Il provvedimento approvato dalla Camera interviene anche sul processo penale: In particolare,

  • modifica il procedimento per incapacità dell'imputato, distinguendo l'ipotesi in cui l'incapacità sia reversibile da quella in cui essa sia irreversibile;
  • modifica le disposizioni del c.p.p. concernenti le indagini preliminari, l'archiviazione e l'udienza preliminare, tra l'altro intervenendo sui tempi delle diverse fasi, sulle garanzie della persona offesa dal reato, sulla nullità del provvedimento di archiviazione e prevedendo che, allo spirare del termine di durata massima delle indagini preliminari, il PM abbia tempo 3 mesi (12 per i reati più gravi), prorogabili una sola volta, per decidere se chiedere l'archiviazione o esercitare l'azione penale, altrimenti l'indagine sarà avocata dal procuratore generale presso la corte d'appello;
  • modifica la disciplina dell'impugnazione della sentenza di non luogo a procedere, che viene riarticolata su un doppio grado di giudizio; in particolare, tale sentenza emessa in sede di udienza preliminare é impugnabile in appello, anziché direttamente in cassazione; la corte d'appello decide sull'impugnazione con rito camerale; sull'impugnazione della sentenza di appello decide la Corte di cassazione in camera di consiglio;
  • modifica il procedimento di alcuni riti speciali (rito abbreviato e patteggiamento; per il primo è tra l'altro aumentata la riduzione di pena per le contravvenzioni);
  • interviene sulla disciplina della richiesta di prove nel dibattimento; in particolare, viene ripristinata la distinzione tra PM e altre parti in relazione all'esposizione dei fatti e delle prove richieste;
  • precisa il contenuto necessario della sentenza; tale provvedimento deve contenere anche l'indicazione dei risultati acquisiti e dei criteri di valutazione della prova adottati, avendo riguardo a una serie di elementi;
  • interviene in tema di ragguaglio tra pene detentive e pene pecuniarie; in particolare, è abbassato da 250 a 75 euro il valore di un giorno di pena detentiva, previsto dal codice penale;
  • modifica la disciplina delle impugnazioni; tra l'altro, oltre a rivedere il regime delle inammissibilità, reintroduce il concordato sui motivi in appello (una sorta di patteggiamento in secondo grado) e limita il ricorso in cassazione in caso di doppia sentenza conforme di proscioglimento, in primo e secondo grado.
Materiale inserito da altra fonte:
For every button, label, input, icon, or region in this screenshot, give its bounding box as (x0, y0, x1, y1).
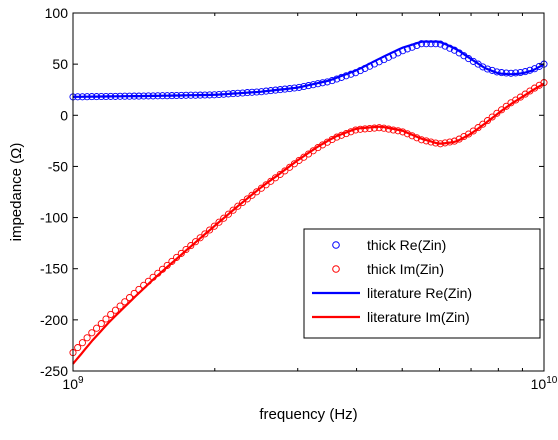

E' inoltre abrogato l'art. 625-ter c.p.p., sulla rescissione del giudicato; ltale disciplina viene ora inserita nell'art. 629-bis, in base al quale sulla richiesta di rescissione si pronuncia la corte d'appello, analogamente ai casi di revisione del giudicato.

LA DELEGA AL GOVERNO

Il provvedimento approvato dall'Assemblea il 23 settembre, delega inoltre il Governo a riformare le intercettazioni ed i giudizi di impugnazione. In particolare, per le intercettazioni sono previsti principi a tutela della riservatezza delle comunicazioni ed é prevista una nuova fattispecie penale (punita con la reclusione non superiore a 4 anni) a carico di quanti diffondano il contenuto di conversazioni fraudolentemente captate, al solo fine di arrecare danno alla reputazione. La punibilità è esclusa quando le registrazioni sono utilizzabili in un procedimento amministrativo o giudiziario o per l'esercizio del diritto di difesa o del diritto di cronaca.

Il provvedimento approvato dalla Camera, inoltre,

  • modifica gli obblighi informativi alla p.a. in capo al pm, con riguardo ai reati ambientali;
  • riorganizza l'ufficio del pm con riferimento alla iscrizione delle notizie di reato;
  • individua alcuni casi nei quali la partecipazione al dibattimento a distanza costituisce la regola (tali disposizioni entreranno in vigore dopo un anno dalla pubblicazione della riforma in Gazzetta Ufficiale);
  • individua principi e criteri direttivi di delega per la riforma dell'ordinamento penitenziario (specifici criteri riguardano le esigenze rieducative dei detenuti minori).